In short order, our John grew up to become a major music fan and aspiring musician, who was determined to become “the Toppermost of the Poppermost”. But unlike the dearly departed John Lennon of this universe, he wanted to–dare I say it?–rule the world. And I don’t mean just the music world, either. He wanted to rule the whole world. So he recruited cute little Paul McCartney into his band and then turned him into a zombie. Paul then turned young George Harrison into a zombie. John wanted to turn Stu Sutcliffe, but Stu was turned into a vampire first by his German girlfriend’s best friend (the details of who gets turned into what get complicated, but stick with it, it’s worth the effort). So they recruit a replacement drummer from Rory Storm and the Hurricanes, none other than Richard Starkey, a/k/a Ringo Starr. But nobody turns Ringo into anything, because he’s a Seventh Level Ninja Lord. Come on, everybody knows supernatural creatures need a Renfield, a mortal guardian who protects them from their mortal enemies. So the Fab Four, in Alan Goldsher’s universe, are literally a killer rock band who loves their fans to death. And they have no shortage of willing fans who want to die for them. Except that they don’t really die, they just get turned into zombies.

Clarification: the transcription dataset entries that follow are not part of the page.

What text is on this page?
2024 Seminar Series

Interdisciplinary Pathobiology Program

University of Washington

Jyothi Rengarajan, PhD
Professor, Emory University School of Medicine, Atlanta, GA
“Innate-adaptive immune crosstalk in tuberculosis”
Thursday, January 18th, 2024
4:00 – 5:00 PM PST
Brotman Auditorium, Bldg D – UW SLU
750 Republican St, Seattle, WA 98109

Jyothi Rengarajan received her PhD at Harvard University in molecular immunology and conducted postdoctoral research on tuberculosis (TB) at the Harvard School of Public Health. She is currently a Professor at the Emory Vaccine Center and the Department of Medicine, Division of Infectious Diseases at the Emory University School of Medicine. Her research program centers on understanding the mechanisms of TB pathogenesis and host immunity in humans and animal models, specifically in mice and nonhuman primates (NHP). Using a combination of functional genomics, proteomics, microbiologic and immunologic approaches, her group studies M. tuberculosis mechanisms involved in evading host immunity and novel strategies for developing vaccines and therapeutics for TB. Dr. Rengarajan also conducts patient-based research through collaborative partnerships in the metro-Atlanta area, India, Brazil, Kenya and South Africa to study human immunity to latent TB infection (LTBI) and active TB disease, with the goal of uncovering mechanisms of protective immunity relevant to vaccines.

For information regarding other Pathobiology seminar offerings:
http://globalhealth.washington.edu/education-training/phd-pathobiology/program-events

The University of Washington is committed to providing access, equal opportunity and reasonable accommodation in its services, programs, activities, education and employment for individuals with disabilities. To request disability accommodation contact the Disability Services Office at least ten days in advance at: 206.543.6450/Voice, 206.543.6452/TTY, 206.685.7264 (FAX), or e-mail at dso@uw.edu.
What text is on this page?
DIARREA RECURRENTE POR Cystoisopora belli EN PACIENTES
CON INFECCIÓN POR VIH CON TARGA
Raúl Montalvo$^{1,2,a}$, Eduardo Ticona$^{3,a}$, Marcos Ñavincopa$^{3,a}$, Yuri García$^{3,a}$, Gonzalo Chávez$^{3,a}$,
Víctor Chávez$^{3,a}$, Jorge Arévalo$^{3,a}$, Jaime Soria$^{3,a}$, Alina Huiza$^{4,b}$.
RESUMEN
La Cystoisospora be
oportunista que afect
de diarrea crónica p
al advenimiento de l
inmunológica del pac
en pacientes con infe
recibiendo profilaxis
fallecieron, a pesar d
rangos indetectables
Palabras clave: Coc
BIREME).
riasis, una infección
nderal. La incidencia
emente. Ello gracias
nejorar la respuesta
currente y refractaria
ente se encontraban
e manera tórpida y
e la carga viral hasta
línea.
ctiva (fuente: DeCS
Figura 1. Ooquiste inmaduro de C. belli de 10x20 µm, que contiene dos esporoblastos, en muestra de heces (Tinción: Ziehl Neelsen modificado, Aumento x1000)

This darkly humorous version of Beatlemania will appeal to anybody who loves zombies and The Beatles. The entire British Invasion becomes the Attack of The Undead Rockers, led by the Fab Four and their arch rivals The Zombies, who aren’t really zombies, they just call themselves that, which pisses off The Beatles to no end. It also pisses off Rod Argent, cofounder of the Zombies, who thinks the lads from Liverpool are just trying to ride on his band’s coattails. Meanwhile, The Rolling Stones are led by fearless zombie hunter Mick Jagger, whose attempts at eradicating The Beatles fail comically and disastrously every time.
The only thing scarier than The Beatles is John’s romance with Yoko Ono, who in this universe is not only an avant-garde artist but also a Ninth Level Ninja Lord who kicks Ringo’s ass when he tries to get rid of her to save the group. And wait till you read about what happened to the Maharishi Mahesh Yogi when The Beatles went to him to be enlightened. Not that he didn’t deserve it, for being such a holy hypocrite in real life, preaching about peace and love while sexually harassing his female followers, especially Mia Farrow’s sister Prudence, which is why nobody ever saw her hanging out with the rest of the seekers of wisdom during that long visit to Rishikesh, India. But John claims that he, Paul, and George ate Prudence because she spent so much time locked up in her room and the boys didn’t like her standoffishness. John even refers to her as “Dear Prudence” as he lovingly describes how he and his mates devoured her like a fried chicken at a picnic; “Our picnic was very civil. I got the drumsticks, George got the thighs and wings, Paulie got the breasts.”
Without a doubt, “Paul Is Undead” is gruesome fun for everyone. Some of the humor is questionable, like the part where the Beatles drop acid and John has a vision of Jesus agreeing with him that the Beatles are, indeed, bigger than Jesus, because, apparently, Our Sweet Lord can’t play the guitar to save His life. I could have accepted that if it was only an acid-induced delusion on John’s part, but did the author really have to include a statement from Jesus in which He admits that He would have liked to keep John in Heaven, but didn’t for fear of offending His Father? Things like that can get you banned in the Bible Belt of this great country, Mr. Goldsher, just like The Beatles were. And what really happened at the end of the book, when The Beatles were staging a comeback at the Double Door, a dive bar in Chicago? Was this book published posthumously? Or is the author now a zombie as well? Unless Goldsher decides to write a sequel (if he’s still able to write, that is), we may never know. So get ready to meet The Beatles as you’ve never seen them before. The worlds of music and horror will never be the same again.